New in ChatGPT: a better way to schedule tasks.
Scheduled tasks are faster, more reliable, and easier to manage from the new Scheduled page.
The new scheduled tasks experience is rolling out to Go, Plus, Pro, Business, and Enterprise users on web and mobile. pic.twitter.com/YC7JON6Hxn
— ChatGPT (@ChatGPTapp) June 17, 2026
OpenAI announced a new scheduled tasks experience in ChatGPT, giving users a faster, more reliable, and easier way to manage automated tasks from a dedicated Scheduled page.
The new Scheduled page is designed to centralize task management, making it easier for users to view, edit, pause, delete, and organize scheduled prompts across web and mobile.
Scheduled tasks allow ChatGPT users to ask the assistant to run prompts at a future time. These can include one-time reminders, recurring daily or weekly updates, personalized briefings, language practice, research summaries, or other automated workflows.
The updated experience is rolling out to Go, Plus, Pro, Business, and Enterprise users on web and mobile.
To create a scheduled task, users can simply ask ChatGPT in natural language. For example, a user could say: “Remind me tomorrow morning to send the invoice,” “Give me an AI news briefing every weekday at 8 a.m.,” or “Practice Spanish with me every evening.” ChatGPT can then create the task and run it at the requested time.
Users can also manage scheduled tasks from the Tasks or Scheduled page. From there, they can open a list of active tasks, select a task, and update key details such as the task name, instructions, and schedule.
The management page also allows users to pause or delete tasks. This is useful for recurring updates that are no longer needed, reminders tied to a completed project, or briefings that a user wants to temporarily stop without fully removing them.
The feature supports both one-time and recurring tasks. This makes it useful for simple reminders as well as ongoing routines such as daily news briefings, weekly planning prompts, recurring market updates, monthly business check-ins, or reminders tied to personal events.
OpenAI also said it is sunsetting Pulse over the next 14 days. Users who relied on Pulse for daily updates can continue to receive similar information by setting up scheduled tasks for daily briefings tailored to their interests, past chats, and connected apps.
For example, a user could replace Pulse by asking ChatGPT to send a daily morning briefing about AI, business news, sports, weather, personal calendar items, or topics based on previous conversations. Users can customize these briefings by specifying the timing, format, length, and topics to include.
The launch of the Scheduled page reflects OpenAI’s effort to make ChatGPT more useful for recurring workflows, not just one-off conversations. By giving users a dedicated place to manage automated tasks, OpenAI is making ChatGPT more like a proactive assistant that can help users stay organized over time.
The feature could be especially useful for professionals, students, creators, business owners, and teams that rely on recurring updates.
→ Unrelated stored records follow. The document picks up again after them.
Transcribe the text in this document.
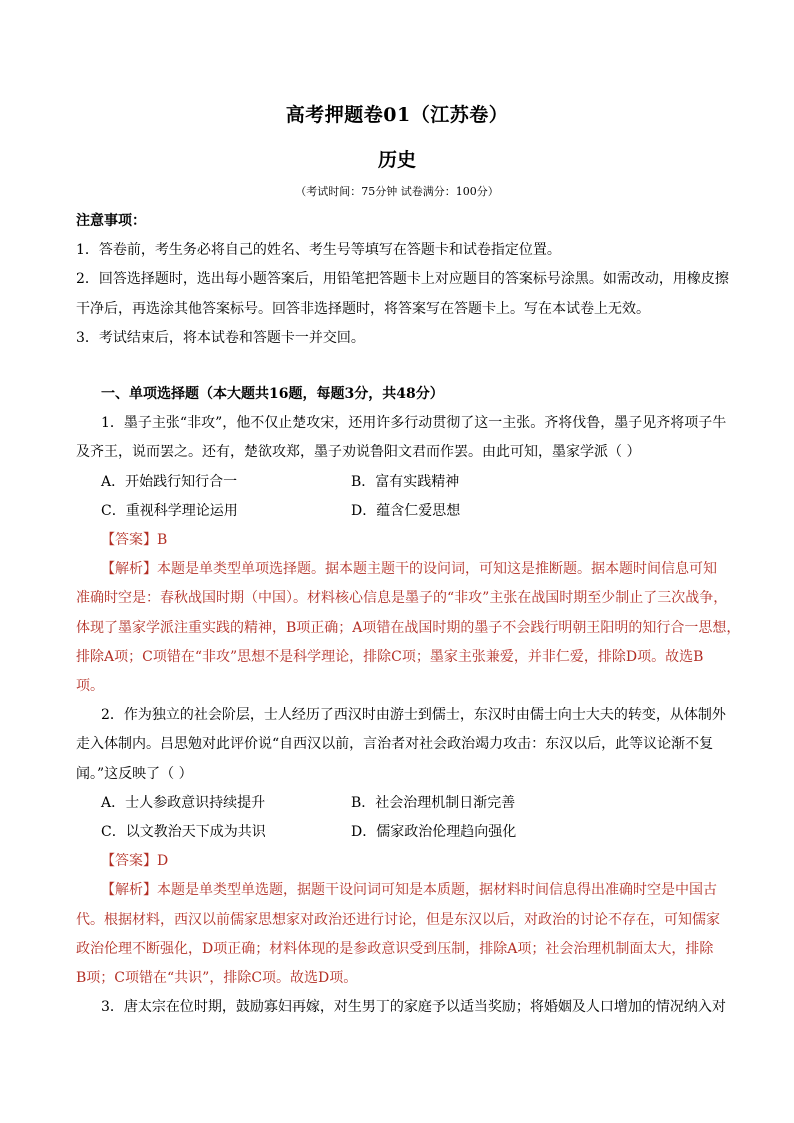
高考押题卷01（江苏卷）
历史
（考试时间：75分钟 试卷满分：100分）
注意事项：
1．答卷前，考生务必将自己的姓名、考生号等填写在答题卡和试卷指定位置。
2．回答选择题时，选出每小题答案后，用铅笔把答题卡上对应题目的答案标号涂黑。如需改动，用橡皮擦
干净后，再选涂其他答案标号。回答非选择题时，将答案写在答题卡上。写在本试卷上无效。
3．考试结束后，将本试卷和答题卡一并交回。
一、单项选择题（本大题共16题，每题3分，共48分）
1．墨子主张“非攻”，他不仅止楚攻宋，还用许多行动贯彻了这一主张。齐将伐鲁，墨子见齐将项子牛
及齐王，说而罢之。还有，楚欲攻郑，墨子劝说鲁阳文君而作罢。由此可知，墨家学派（ ）
A．开始践行知行合一	B．富有实践精神
C．重视科学理论运用	D．蕴含仁爱思想
【答案】B
【解析】本题是单类型单项选择题。据本题主题干的设问词，可知这是推断题。据本题时间信息可知
准确时空是：春秋战国时期（中国）。材料核心信息是墨子的“非攻”主张在战国时期至少制止了三次战争，
体现了墨家学派注重实践的精神，B项正确；A项错在战国时期的墨子不会践行明朝王阳明的知行合一思想，
排除A项；C项错在“非攻”思想不是科学理论，排除C项；墨家主张兼爱，并非仁爱，排除D项。故选B
项。
2．作为独立的社会阶层，士人经历了西汉时由游士到儒士，东汉时由儒士向士大夫的转变，从体制外
走入体制内。吕思勉对此评价说“自西汉以前，言治者对社会政治竭力攻击：东汉以后，此等议论渐不复
闻。”这反映了（ ）
A．士人参政意识持续提升	B．社会治理机制日渐完善
C．以文教治天下成为共识	D．儒家政治伦理趋向强化
【答案】D
【解析】本题是单类型单选题，据题干设问词可知是本质题，据材料时间信息得出准确时空是中国古
代。根据材料，西汉以前儒家思想家对政治还进行讨论，但是东汉以后，对政治的讨论不存在，可知儒家
政治伦理不断强化，D项正确；材料体现的是参政意识受到压制，排除A项；社会治理机制面太大，排除
B项；C项错在“共识”，排除C项。故选D项。
3．唐太宗在位时期，鼓励寡妇再嫁，对生男丁的家庭予以适当奖励；将婚姻及人口增加的情况纳入对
Examples include daily executive summaries, weekly sales pipeline reminders, monthly content planning prompts, recurring study sessions, customer follow-up reminders, and personal productivity check-ins.
Scheduled tasks are supported on ChatGPT Web, iOS, Android, and macOS. Users can access the task management area from the ChatGPT interface and update tasks as their schedules or priorities change.
OpenAI’s new scheduled tasks experience gives ChatGPT users more control over proactive automation while reducing the friction of managing recurring prompts across conversations.